I would willingly come to his bed at night. I admit I enjoy having him take me from behind while pulling my hair. When he is not in a typically good mood, I have no hesitation in getting on my knees and taking him in my mouth.
I know I am awful and sad.
I am just like her. I am just like all of them. I too am disposable. Anytime the Dark Lord gets tired of me and ready to move on to another he can and then what will become of me I wonder. Many times, I have wished he would grow tired of me and kill me putting an end to my shame and inner turmoil.
At the end of the year I found out that I was carrying the Dark Lord's child. I hated myself even more.
My first child was going to be born into hatred and self-loathing. The Dark Lord took it better than expected. Smiling he told me that we would be married within the month saying the last thing he needed was a bastard baby running around the castle. Nine months later, there she was wrapped in a little pink blanket in my arms. The Dark Lord took her from me and held her, placing a kiss on her forehead.
"Finally, something that belongs completely to me," he whispered to himself. I felt my stomach clinch, there was no way I could get away now. Not without my daughter. He handed her back to me placing a kiss on my forehead, "well done, Hermione. Well done." When he and the healer left me to rest, I held my little girl and cried.
3 years later
Walking down Diagon Alley, I see the looks and I hear the whispers coming from my former housemates. "There she is, the traitor. The Dark Lord's whore." I heard one man say in a harsh whisper. I turn and look, that man is none other than Dean Thomas and next to him a man I recognized as Colin Creevey. Both were dirty and clad in rags that could not have possible kept them warm from the cool November breeze. My heart stopped when I looked in Dean's eyes. It was a look of hurt and hatred. I could not blame him for my treachery was great. I averted my eyes in shame. All of a sudden, a man came out of nowhere and struck Dean hard across the face knocking him to the ground.

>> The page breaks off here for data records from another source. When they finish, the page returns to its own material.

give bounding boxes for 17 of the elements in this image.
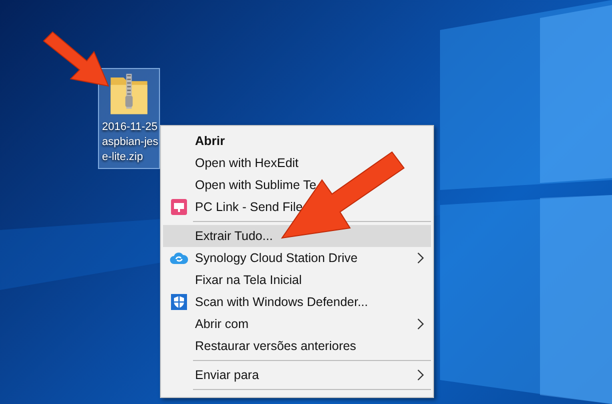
pc-link-icon xyxy=(171,199,187,215)
shield-icon xyxy=(171,294,187,310)
menu-item[interactable]: PC Link - Send File xyxy=(163,196,431,218)
arrow-annotation-icon xyxy=(40,30,112,88)
menu-item[interactable]: Open with HexEdit xyxy=(163,152,431,174)
menu-item[interactable]: Restaurar versões anteriores xyxy=(163,335,431,357)
menu-item[interactable]: Open with Sublime Te xyxy=(163,174,431,196)
desktop-file-icon[interactable]: 2016-11-25 aspbian-jes e-lite.zip xyxy=(98,68,160,169)
cloud-sync-icon xyxy=(170,251,188,265)
menu-item[interactable]: Scan with Windows Defender... xyxy=(163,291,431,313)
menu-item[interactable]: Abrir com xyxy=(163,313,431,335)
menu-item[interactable]: Synology Cloud Station Drive xyxy=(163,247,431,269)
menu-item[interactable]: Abrir xyxy=(163,130,431,152)
menu-item[interactable]: Enviar para xyxy=(163,364,431,386)
menu-item[interactable]: Extrair Tudo... xyxy=(163,225,431,247)
menu-item[interactable]: Fixar na Tela Inicial xyxy=(163,269,431,291)
file-name: 2016-11-25 aspbian-jes e-lite.zip xyxy=(101,120,158,165)
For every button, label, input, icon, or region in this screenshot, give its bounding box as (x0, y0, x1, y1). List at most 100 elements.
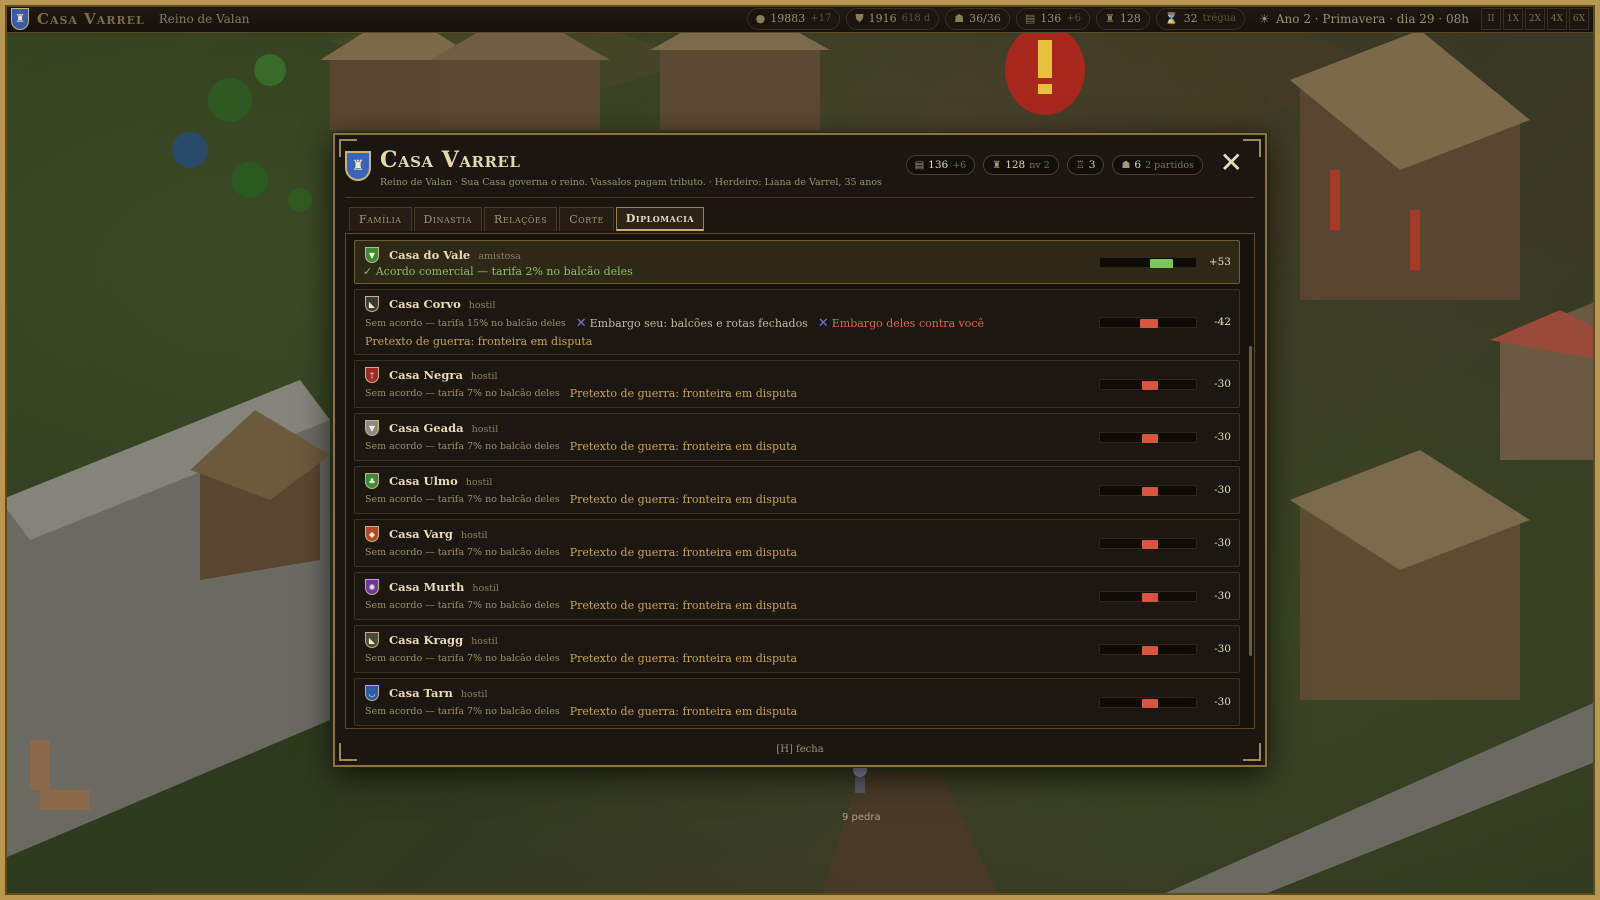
house-details: Sem acordo — tarifa 7% no balcão deles Pr… (365, 440, 797, 453)
house-status: hostil (470, 371, 498, 382)
resource-stat[interactable]: ▤ 136 +6 (1015, 7, 1091, 30)
date-display: ☀ Ano 2 · Primavera · dia 29 · 08h (1259, 12, 1469, 26)
house-name-text: Casa Geada (389, 421, 464, 435)
stat-value: 136 (928, 159, 949, 171)
house-status: hostil (471, 636, 498, 647)
speed-button[interactable]: 4X (1547, 7, 1567, 30)
house-row[interactable]: ▼ Casa Geada hostil Sem acordo — tarifa 7% … (354, 413, 1240, 461)
house-name-text: Casa Murth (389, 580, 465, 594)
speed-controls: II 1X 2X 4X 6X (1481, 7, 1589, 30)
resource-value: 19883 (770, 12, 806, 25)
tab-corte[interactable]: Corte (559, 207, 614, 231)
tab-dinastia[interactable]: Dinastia (413, 207, 483, 231)
house-status: hostil (471, 424, 499, 435)
speed-button[interactable]: 1X (1503, 7, 1523, 30)
house-details: Sem acordo — tarifa 7% no balcão deles Pr… (365, 705, 797, 718)
house-row[interactable]: † Casa Negra hostil Sem acordo — tarifa 7% … (354, 360, 1240, 408)
tab-diplomacia[interactable]: Diplomacia (615, 207, 705, 231)
house-name: Casa Kragg hostil (389, 633, 498, 647)
prestige-icon: ♜ (992, 159, 1002, 171)
tree (232, 162, 268, 198)
house-row[interactable]: ▼ Casa do Vale amistosa ✓ Acordo comercial … (354, 240, 1240, 284)
resource-stat[interactable]: ⌛ 32 trégua (1155, 7, 1246, 30)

"You will avert your gaze when in the presence of our Dark Lady," the man turned around and I immediately recognized him as Crabbe, he bowed his head in my direction. I in turn did the same. I returned my gaze straight ahead. I raised my head a little higher and put on a mask on superiority. It was all I could do to keep from breaking down in the middle of the street, all eyes where upon me as everyone made a path for me and Michela.
I stopped in front of Quality Quidditch Supplies remembering a time when Ron, Harry, Ginny and I, much to my dismay, would spend hours in there looking at all of the new gear and comparing broom designs. I can hear their laughter now. A slight tug on the sleeve of my robes pulled me from my thoughts.
"Mum, I want some candy. Daddy said I could get some candy" I looked down into the round, pudgy face of my daughter. I can see myself in every inch of her features, but her eyes are his. Every time I look into her eyes, those beautiful dark green orbs, I am reminded of my cowardice.
I smile down at her. She smiles back, her smiles never reach her eyes, and I allow her to pull me in the direction of Sugarplum Sweets Shop.